- The Washington Times - Tuesday, February 18, 2003

A volunteer army of SUV owners rolled through the area's snow-covered streets this week to help doctors and nurses reach their jobs and improve their unpopular image.
"I really can't believe the outpouring of the volunteers," said Jackie Hubbard, a staffing assistant at Prince George's Hospital Center. "We've had to turn people away."
Mrs. Hubbard said about 30 drivers in sport utility vehicles gave rides to hospital staffers and that roughly 100 more drivers called but were not needed.
"They could be doing a lot of things on a day like this," she said. "They could be next to the fire reading a good book or lying in their bed. I know that's what I'd be doing."
More than 20 area hospitals, nursing homes and hospices asked for help delivering essential staffers and in some cases patients as nearly 2 feet of snow made roads too slippery and clogged for most cars.
Many hospital administrators said they got help from citizens with SUVs.
"It's an amazing display of volunteerism," said Dr. Richard Goldberg, vice president of medical affairs at Georgetown University Hospital, where about 50 SUV owners volunteered.

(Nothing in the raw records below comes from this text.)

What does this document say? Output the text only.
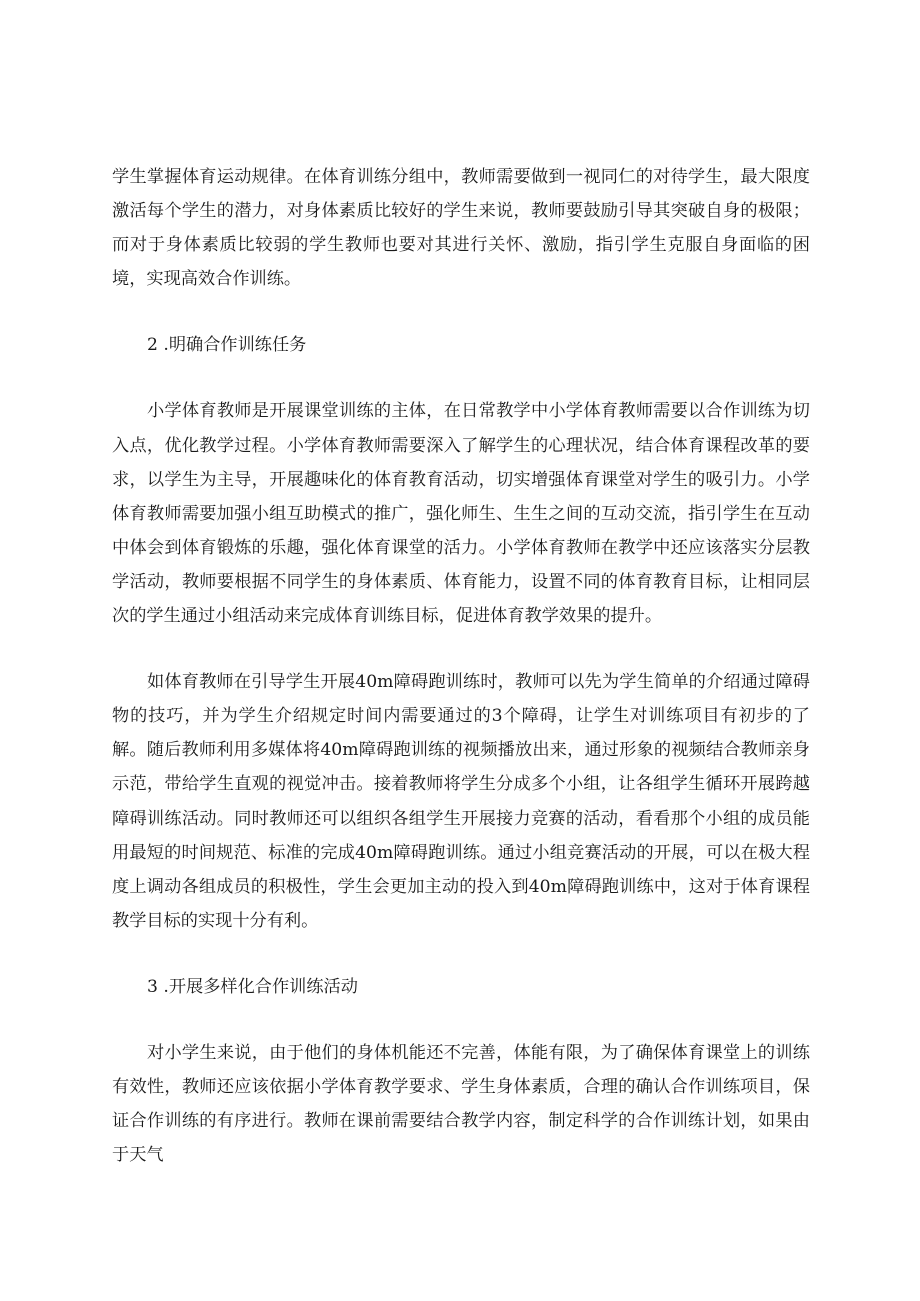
学生掌握体育运动规律。在体育训练分组中，教师需要做到一视同仁的对待学生，最大限度激活每个学生的潜力，对身体素质比较好的学生来说，教师要鼓励引导其突破自身的极限；而对于身体素质比较弱的学生教师也要对其进行关怀、激励，指引学生克服自身面临的困境，实现高效合作训练。

2 .明确合作训练任务

小学体育教师是开展课堂训练的主体，在日常教学中小学体育教师需要以合作训练为切入点，优化教学过程。小学体育教师需要深入了解学生的心理状况，结合体育课程改革的要求，以学生为主导，开展趣味化的体育教育活动，切实增强体育课堂对学生的吸引力。小学体育教师需要加强小组互助模式的推广，强化师生、生生之间的互动交流，指引学生在互动中体会到体育锻炼的乐趣，强化体育课堂的活力。小学体育教师在教学中还应该落实分层教学活动，教师要根据不同学生的身体素质、体育能力，设置不同的体育教育目标，让相同层次的学生通过小组活动来完成体育训练目标，促进体育教学效果的提升。

如体育教师在引导学生开展40m障碍跑训练时，教师可以先为学生简单的介绍通过障碍物的技巧，并为学生介绍规定时间内需要通过的3个障碍，让学生对训练项目有初步的了解。随后教师利用多媒体将40m障碍跑训练的视频播放出来，通过形象的视频结合教师亲身示范，带给学生直观的视觉冲击。接着教师将学生分成多个小组，让各组学生循环开展跨越障碍训练活动。同时教师还可以组织各组学生开展接力竞赛的活动，看看那个小组的成员能用最短的时间规范、标准的完成40m障碍跑训练。通过小组竞赛活动的开展，可以在极大程度上调动各组成员的积极性，学生会更加主动的投入到40m障碍跑训练中，这对于体育课程教学目标的实现十分有利。

3 .开展多样化合作训练活动

对小学生来说，由于他们的身体机能还不完善，体能有限，为了确保体育课堂上的训练有效性，教师还应该依据小学体育教学要求、学生身体素质，合理的确认合作训练项目，保证合作训练的有序进行。教师在课前需要结合教学内容，制定科学的合作训练计划，如果由于天气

The efforts come at a good time for owners of SUVs, or four-wheel-drive vehicles.
In the past few months, critics of SUV'shave become increasingly strident. A series of advertisements on national TV accused SUV owners of helping terrorism because their gas-guzzling vehicles support oil-producing Arab countries linked to terrorism.
One advertisement showed people sitting in SUVs saying: "I gassed 40,000 Kurds," then "I helped hijack an airplane," then "I helped blow up a nightclub." The ad ends with them saying in unison, "We did it all by driving to work in our SUVs."
Another ad proclaimed: "The biggest weapon of mass destruction is parked in your driveway."
Among the more outlandish of the commercials was one by the Evangelical Environmental Network that asked, "What would Jesus drive?" The group also said Christians should not drive SUVs because they harm the environment.
Still, Phil Heuschen of Arlington felt pretty good yesterday about owning an SUV.
Mr. Heuschen, 26, started driving staffers and patients to Inova Alexandria Hospital on Sunday at noon, went home at 2 a.m. and was on the road again yesterday at 9 a.m.
He said the roughly 40 volunteer drivers developed a sense of camaraderie over the two days and reveled in each other's snow stories.
He also said the volunteers talked about how their efforts might stop people from questioning their transportation choices.
"If it wasn't for SUVs, people wouldn't be getting around," Mr. Heuschen said.
Tony Snesko, 56, of the District was untroubled by the "What, would Jesus drive?" campaign against vehicles such as his. He and his wife, Valerie, spent Sunday delivering meals in their SUV to people dying of AIDS for the group Food and Friends.
"That's what Jesus said to do," Mr. Snesko said. "I figured I needed to start doing what Scripture tells me to do, which is help people in need. Where would America be without SUVs in this mess? … It was unfair for them to come down on SUVs the way they did. I feel extremely vindicated today."